All 4 reviewers were physicians with training in emergency medicine and specific didactic training (postgraduate Master of Medical Education (MME) or currently in a MME program). Herewith, they were acquainted with the assessment instrument because they used the instrument to assess fellow students’ presentations during their postgraduate studies. For this study, all of the raters received an additional 3-hour training session, watching several 15-min examples of previous lectures. They shared their scores and discussed the observed behaviours that had persuaded them to choose a particular performance score for each assessment item. Proper training of the raters is crucial to reduce variability in the instrument’s inter-rater agreement measure by increasing accuracy and consistency of performance assessment ratings [14],[22]. During the training, the raters learned to avoid common rater errors (e.g. the halo effect and central tendency) and discussed behaviours indicative of each performance dimension until a consensus was reached [21],[23]. Each lecture was reviewed by two raters. The ratings were analysed as described in the ‘data analysis’ section.

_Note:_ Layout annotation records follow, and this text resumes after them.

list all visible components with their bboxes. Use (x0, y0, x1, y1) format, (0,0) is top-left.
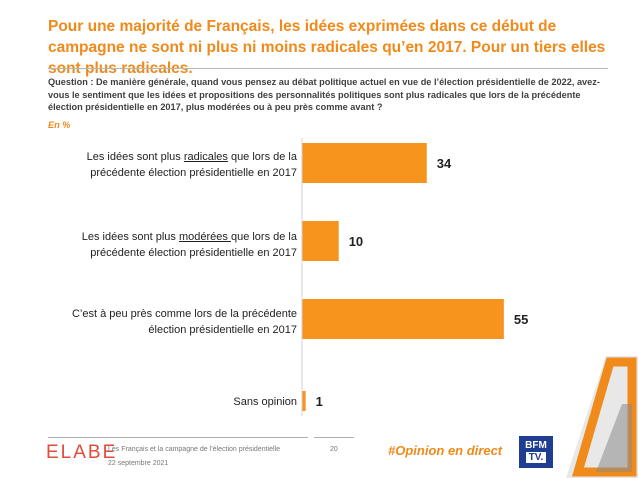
label-text: que lors de la précédente élection prési… (90, 151, 297, 179)
decorative-triangle-icon (566, 356, 638, 478)
bar-moderees (302, 221, 339, 261)
footer-divider (48, 437, 308, 438)
bar-comme-avant (302, 299, 504, 339)
category-label-comme-avant: C’est à peu près comme lors de la précéd… (71, 308, 297, 336)
bar-radicales (302, 143, 427, 183)
hashtag: #Opinion en direct (388, 443, 503, 458)
elabe-logo: ELABE (46, 442, 118, 463)
unit-note: En % (48, 120, 71, 130)
label-text: que lors de la précédente élection prési… (90, 231, 297, 259)
category-label-moderees: Les idées sont plus modérées que lors de… (37, 229, 297, 261)
data-label-radicales: 34 (437, 156, 452, 171)
data-label-sans-opinion: 1 (316, 394, 323, 409)
survey-question: Question : De manière générale, quand vo… (48, 77, 600, 112)
category-label-radicales: Les idées sont plus radicales que lors d… (37, 149, 297, 181)
label-emphasis: radicales (183, 151, 228, 163)
bfmtv-logo: BFM TV. (519, 436, 553, 468)
footer-date: 22 septembre 2021 (108, 460, 169, 467)
page-number: 20 (330, 446, 338, 453)
footer-divider (314, 437, 354, 438)
label-emphasis: modérées (178, 231, 231, 243)
tv-text: TV. (525, 452, 547, 463)
data-label-comme-avant: 55 (514, 312, 528, 327)
label-text: Les idées sont plus (86, 151, 184, 163)
data-label-moderees: 10 (349, 234, 363, 249)
bfm-text: BFM (525, 440, 547, 451)
bar-sans-opinion (302, 391, 306, 411)
label-text: Les idées sont plus (81, 231, 179, 243)
title-divider (48, 68, 608, 69)
category-label-sans-opinion: Sans opinion (233, 396, 297, 408)
page-title: Pour une majorité de Français, les idées… (48, 18, 606, 77)
footer-source: Les Français et la campagne de l’électio… (108, 446, 280, 453)
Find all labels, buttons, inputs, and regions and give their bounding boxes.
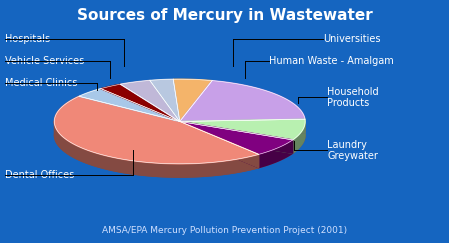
- Text: Human Waste - Amalgam: Human Waste - Amalgam: [269, 56, 394, 66]
- Text: Medical Clinics: Medical Clinics: [5, 78, 78, 88]
- Polygon shape: [180, 119, 305, 135]
- Polygon shape: [180, 122, 259, 168]
- Text: Household
Products: Household Products: [327, 87, 379, 108]
- Polygon shape: [180, 119, 305, 135]
- Text: Sources of Mercury in Wastewater: Sources of Mercury in Wastewater: [77, 8, 372, 23]
- Polygon shape: [150, 79, 180, 122]
- Text: Universities: Universities: [323, 34, 380, 44]
- Polygon shape: [293, 121, 305, 153]
- Polygon shape: [180, 122, 293, 154]
- Text: Vehicle Services: Vehicle Services: [5, 56, 84, 66]
- Polygon shape: [120, 80, 180, 122]
- Polygon shape: [180, 81, 305, 122]
- Polygon shape: [180, 119, 305, 140]
- Polygon shape: [180, 122, 293, 153]
- Text: Dental Offices: Dental Offices: [5, 170, 75, 180]
- Polygon shape: [54, 121, 259, 177]
- Polygon shape: [54, 96, 259, 164]
- Polygon shape: [173, 79, 212, 122]
- Polygon shape: [180, 122, 293, 153]
- Polygon shape: [54, 135, 305, 177]
- Polygon shape: [101, 84, 180, 122]
- Text: Hospitals: Hospitals: [5, 34, 50, 44]
- Polygon shape: [79, 89, 180, 122]
- Polygon shape: [259, 140, 293, 168]
- Polygon shape: [180, 122, 259, 168]
- Text: Laundry
Greywater: Laundry Greywater: [327, 140, 379, 161]
- Text: AMSA/EPA Mercury Pollution Prevention Project (2001): AMSA/EPA Mercury Pollution Prevention Pr…: [102, 226, 347, 235]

The students were regularly asked to evaluate each lecture in emergency medicine with a 3-item questionnaire (overall lecture quality, didactics and delivery/presentation) on a voluntary basis at the end of each lecture using a 5-point Likert scale. These evaluations were used to analyse changes in the lecturers’ evaluations.
In November 2011, two months prior to the beginning of the next lecture series, each lecturer participating in this study received a copy of the lecture observation schedule, the assessment instrument including the written feedback of the raters, and the students’ evaluations.
Each lecture was recorded as described for the first part of the study. The reviewer training, review process and student evaluations were repeated for the second round as described above.
Data analysis
The statistical analysis was performed using Microsoft Excel for the epidemiological data and evaluation and SPSS 17 for the checklist results. Once Gaussian distribution of the data was verified, the values were presented as the mean ± standard deviation. The Kappa coefficient was computed to determine the inter-rater reliability. The differences in the scores between both groups (no didactic training versus didactic training) were analysed using Student’s t-test for independent samples. The differences between the ratings prior to and after the interventions were analysed using Student’s t-test for dependent samples.